One option - Bullet style. Blank-line dropping and no-escape behavior are fixed.

Setting What it does Effect on the sample
Bullet: `-` (dash) Default CommonMark bullet; each line prefixed with `- ` `- Apples` / `- Bananas` / `- Cherries`
Bullet: `*` (asterisk) Alternative unordered bullet - semantically identical `* Apples` / `* Bananas` / `* Cherries`
Bullet: `+` (plus) Third legal unordered bullet; use only if your team standardises on it `+ Apples` / `+ Bananas` / `+ Cherries`
Bullet: `1.` (numbered) Ordered list; each line numbered sequentially starting at 1 `1. Apples` / `2. Bananas` / `3. Cherries`
Blank lines (automatic) Empty and whitespace-only input lines are skipped before emission The blank line between `Bananas` and `Cherries` is dropped

FAQ

Which bullet should I use?
If you are not sure, stick with `-` (dash). It is the CommonMark canonical form and what most Markdown renderers produce when they round-trip a list. `*` and `+` render identically. Use `1.` only when you actually want a numbered list.

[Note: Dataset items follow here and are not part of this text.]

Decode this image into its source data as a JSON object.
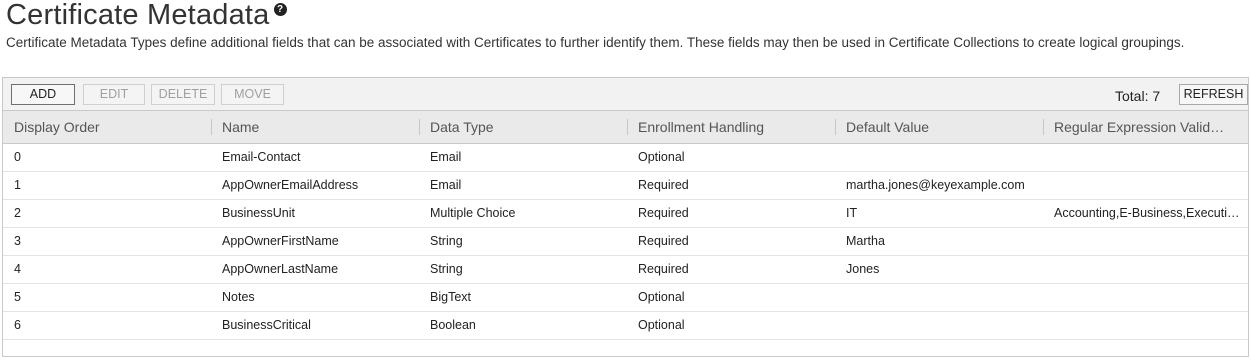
{
  "page": {
    "title": "Certificate Metadata",
    "help_icon": "question-circle-icon",
    "description": "Certificate Metadata Types define additional fields that can be associated with Certificates to further identify them. These fields may then be used in Certificate Collections to create logical groupings."
  },
  "toolbar": {
    "add_label": "ADD",
    "edit_label": "EDIT",
    "delete_label": "DELETE",
    "move_label": "MOVE",
    "total_label": "Total: 7",
    "refresh_label": "REFRESH"
  },
  "table": {
    "columns": [
      "Display Order",
      "Name",
      "Data Type",
      "Enrollment Handling",
      "Default Value",
      "Regular Expression Valid…"
    ],
    "rows": [
      [
        "0",
        "Email-Contact",
        "Email",
        "Optional",
        "",
        ""
      ],
      [
        "1",
        "AppOwnerEmailAddress",
        "Email",
        "Required",
        "martha.jones@keyexample.com",
        ""
      ],
      [
        "2",
        "BusinessUnit",
        "Multiple Choice",
        "Required",
        "IT",
        "Accounting,E-Business,Executi…"
      ],
      [
        "3",
        "AppOwnerFirstName",
        "String",
        "Required",
        "Martha",
        ""
      ],
      [
        "4",
        "AppOwnerLastName",
        "String",
        "Required",
        "Jones",
        ""
      ],
      [
        "5",
        "Notes",
        "BigText",
        "Optional",
        "",
        ""
      ],
      [
        "6",
        "BusinessCritical",
        "Boolean",
        "Optional",
        "",
        ""
      ]
    ]
  }
}
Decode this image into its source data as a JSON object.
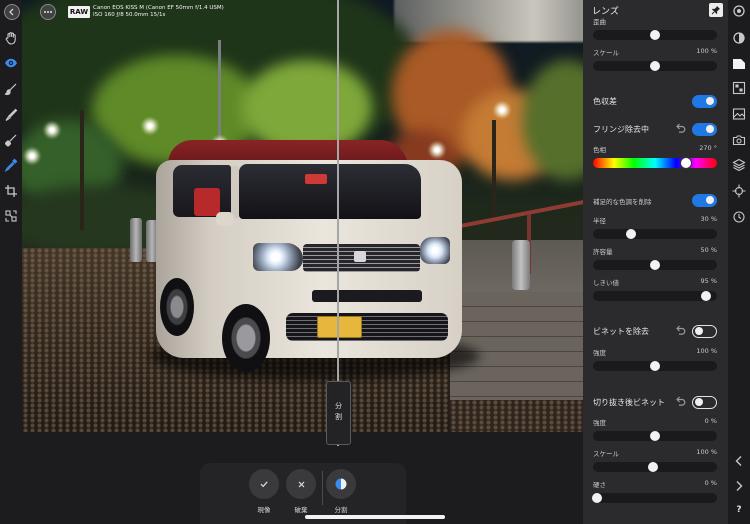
{
  "accent_color": "#1f78e3",
  "topbar": {
    "back_icon": "back-chevron-icon",
    "more_icon": "more-dots-icon",
    "raw_badge": "RAW",
    "camera_line1": "Canon EOS KISS M (Canon EF 50mm f/1.4 USM)",
    "camera_line2": "ISO 160 ƒ/8 50.0mm 15/1s"
  },
  "tools": [
    "hand-icon",
    "eye-icon",
    "brush-icon",
    "eraser-brush-icon",
    "gradient-brush-icon",
    "eyedropper-icon",
    "crop-icon",
    "red-eye-icon"
  ],
  "active_tool": "eye-icon",
  "split_handle": {
    "label": "分割"
  },
  "bottom_bar": {
    "buttons": [
      {
        "label": "現像",
        "icon": "check-icon"
      },
      {
        "label": "破棄",
        "icon": "close-icon"
      },
      {
        "label": "分割",
        "icon": "split-view-icon"
      }
    ]
  },
  "panel": {
    "title": "レンズ",
    "pin_icon": "pin-icon",
    "distortion": {
      "label": "歪曲",
      "fill": 0.5
    },
    "scale": {
      "label": "スケール",
      "value": "100 %",
      "fill": 0.5
    },
    "chromatic": {
      "label": "色収差",
      "on": true
    },
    "defringe": {
      "label": "フリンジ除去中",
      "on": true
    },
    "hue": {
      "label": "色相",
      "value": "270 °",
      "fill": 0.75
    },
    "remove_complementary": {
      "label": "補足的な色調を削除",
      "on": true
    },
    "radius": {
      "label": "半径",
      "value": "30 %",
      "fill": 0.31
    },
    "tolerance": {
      "label": "許容量",
      "value": "50 %",
      "fill": 0.5
    },
    "threshold": {
      "label": "しきい値",
      "value": "95 %",
      "fill": 0.91
    },
    "vignette": {
      "label": "ビネットを除去",
      "on": false
    },
    "vignette_strength": {
      "label": "強度",
      "value": "100 %",
      "fill": 0.5
    },
    "post_crop": {
      "label": "切り抜き後ビネット",
      "on": false
    },
    "post_crop_strength": {
      "label": "強度",
      "value": "0 %",
      "fill": 0.5
    },
    "post_crop_scale": {
      "label": "スケール",
      "value": "100 %",
      "fill": 0.48
    },
    "post_crop_hardness": {
      "label": "硬さ",
      "value": "0 %",
      "fill": 0.03
    }
  },
  "right_strip": {
    "icons": [
      "color-wheel-icon",
      "tone-icon",
      "lens-icon",
      "details-icon",
      "image-icon",
      "camera-icon",
      "layers-icon",
      "crosshair-icon",
      "history-icon",
      "chevron-left-icon",
      "chevron-right-icon"
    ],
    "active": "lens-icon",
    "help_label": "?"
  }
}
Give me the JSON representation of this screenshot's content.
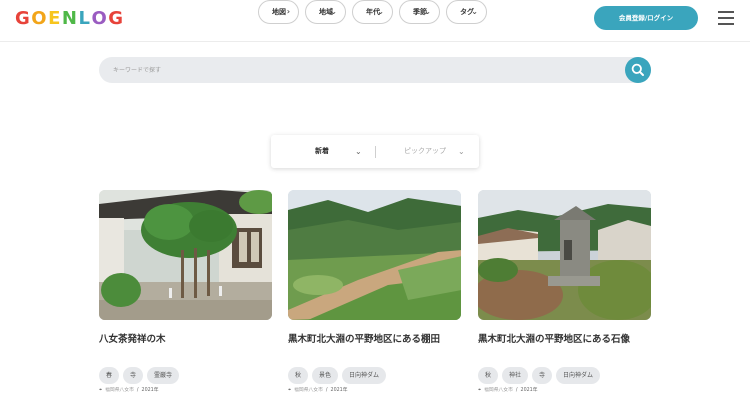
{
  "header": {
    "logo_text": "GOENLOG",
    "logo_colors": [
      "#e7433a",
      "#f2a51a",
      "#f7c51e",
      "#4fb848",
      "#3aa5bd",
      "#9a5cc1",
      "#e7433a"
    ],
    "login_label": "会員登録/ログイン",
    "menu_icon": "hamburger-icon"
  },
  "search": {
    "placeholder": "キーワードで探す",
    "button_icon": "search-icon"
  },
  "filters": [
    {
      "label": "地図",
      "icon": "chevron-right-icon"
    },
    {
      "label": "地域",
      "icon": "chevron-down-icon"
    },
    {
      "label": "年代",
      "icon": "chevron-down-icon"
    },
    {
      "label": "季節",
      "icon": "chevron-down-icon"
    },
    {
      "label": "タグ",
      "icon": "chevron-down-icon"
    }
  ],
  "sort": {
    "selected": "新着",
    "other": "ピックアップ"
  },
  "colors": {
    "accent": "#3aa5bd",
    "tag_bg": "#e6e8eb"
  },
  "cards": [
    {
      "title": "八女茶発祥の木",
      "tags": [
        "春",
        "寺",
        "霊巌寺"
      ],
      "location": "福岡県八女市",
      "year": "2021年"
    },
    {
      "title": "黒木町北大淵の平野地区にある棚田",
      "tags": [
        "秋",
        "景色",
        "日向神ダム"
      ],
      "location": "福岡県八女市",
      "year": "2021年"
    },
    {
      "title": "黒木町北大淵の平野地区にある石像",
      "tags": [
        "秋",
        "神社",
        "寺",
        "日向神ダム"
      ],
      "location": "福岡県八女市",
      "year": "2021年"
    }
  ]
}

Does `1.` produce literal `1.` on every line, or sequential numbering?
Sequential. Line 1 gets `1.`, line 2 gets `2.`, and so on. This keeps the Markdown source readable as a numbered list in plain text - many renderers also accept all-`1.` source, but explicit numbering diffs cleaner.

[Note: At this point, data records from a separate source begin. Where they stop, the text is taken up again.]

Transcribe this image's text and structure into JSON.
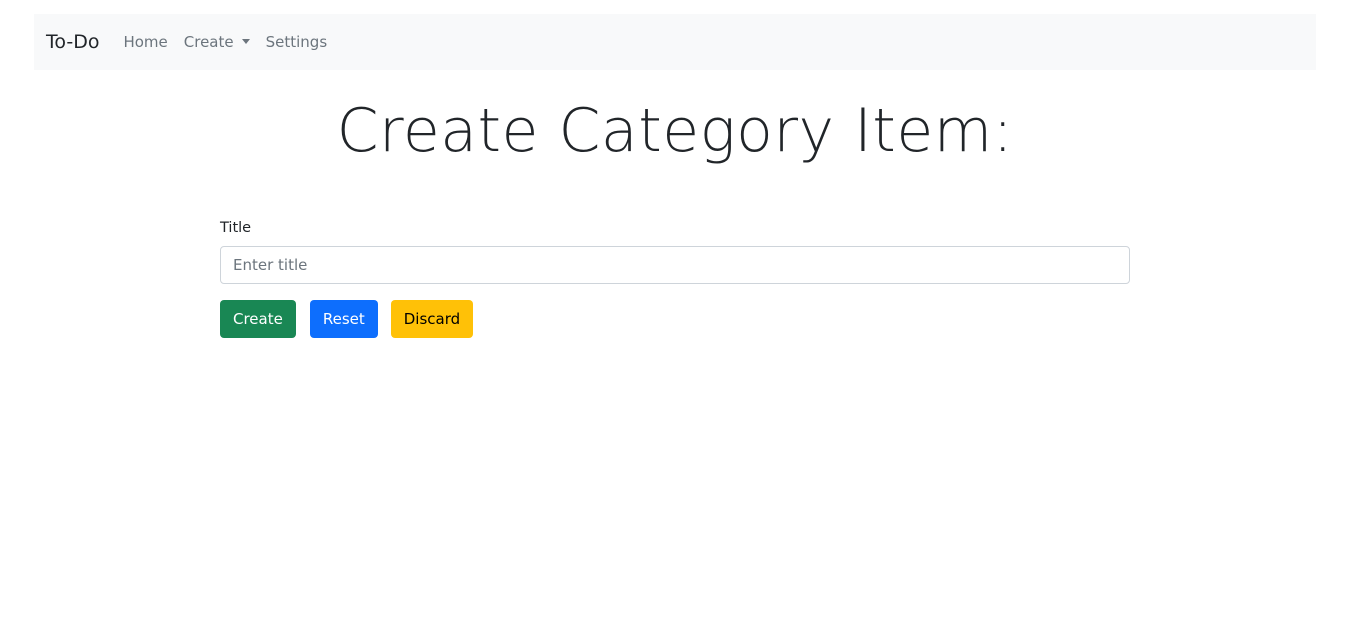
{
  "navbar": {
    "brand": "To-Do",
    "items": [
      {
        "label": "Home"
      },
      {
        "label": "Create",
        "has_dropdown": true
      },
      {
        "label": "Settings"
      }
    ]
  },
  "page": {
    "title": "Create Category Item:"
  },
  "form": {
    "title_label": "Title",
    "title_value": "",
    "title_placeholder": "Enter title",
    "buttons": {
      "create": "Create",
      "reset": "Reset",
      "discard": "Discard"
    }
  },
  "colors": {
    "navbar_bg": "#f8f9fa",
    "create_button": "#198754",
    "reset_button": "#0d6efd",
    "discard_button": "#ffc107"
  }
}
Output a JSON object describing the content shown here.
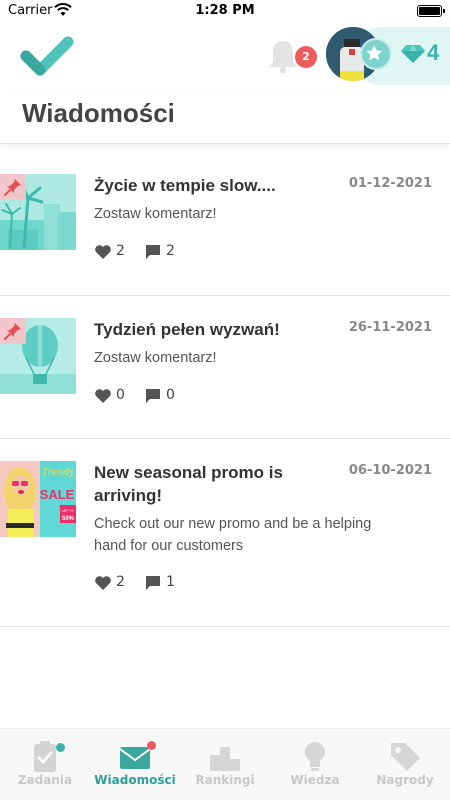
{
  "status_bar": {
    "carrier": "Carrier",
    "time": "1:28 PM"
  },
  "header": {
    "notification_count": "2",
    "gem_count": "4",
    "title": "Wiadomości"
  },
  "messages": [
    {
      "title": "Życie w tempie slow....",
      "date": "01-12-2021",
      "preview": "Zostaw komentarz!",
      "likes": "2",
      "comments": "2",
      "pinned": true,
      "thumbnail": "palm-trees-illustration"
    },
    {
      "title": "Tydzień pełen wyzwań!",
      "date": "26-11-2021",
      "preview": "Zostaw komentarz!",
      "likes": "0",
      "comments": "0",
      "pinned": true,
      "thumbnail": "hot-air-balloon-illustration"
    },
    {
      "title_line1": "New seasonal promo is",
      "title_line2": "arriving!",
      "date": "06-10-2021",
      "preview_line1": "Check out our new promo and be a helping",
      "preview_line2": "hand for our customers",
      "likes": "2",
      "comments": "1",
      "pinned": false,
      "thumbnail": "trendy-sale-photo",
      "thumbnail_text": {
        "trendy": "Trendy",
        "sale": "SALE",
        "badge": "UP TO",
        "percent": "50%"
      }
    }
  ],
  "tabs": [
    {
      "label": "Zadania",
      "icon": "clipboard-check-icon",
      "active": false,
      "has_dot": true
    },
    {
      "label": "Wiadomości",
      "icon": "envelope-icon",
      "active": true,
      "has_dot": true
    },
    {
      "label": "Rankingi",
      "icon": "podium-icon",
      "active": false,
      "has_dot": false
    },
    {
      "label": "Wiedza",
      "icon": "lightbulb-icon",
      "active": false,
      "has_dot": false
    },
    {
      "label": "Nagrody",
      "icon": "tag-icon",
      "active": false,
      "has_dot": false
    }
  ],
  "colors": {
    "accent": "#2f9f98",
    "badge_red": "#ef5a5a",
    "inactive_tab": "#c8c8c8",
    "gem_teal": "#3bb3aa"
  }
}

What happens to blank lines in my input?
They are skipped. A blank line does not produce an empty `- ` bullet in the output, and in numbered mode it does not break the counter - `1. 2. 3.` stays contiguous regardless of blank lines in the source.
Does the tool escape Markdown-special characters like `*` or `_`?
No. List-item content is emitted verbatim. Markdown renders most text inside list items literally, so escaping is rarely needed. If you paste a line like `**bold**` you will get it emitted as `- **bold**`, which renders as a bold bullet - that is usually what you want.
Can I convert Markdown back into a list?
Yes, use convert-markdown-to-a-list tool - it strips bullets, numbered prefixes, and checkboxes and returns one line per item.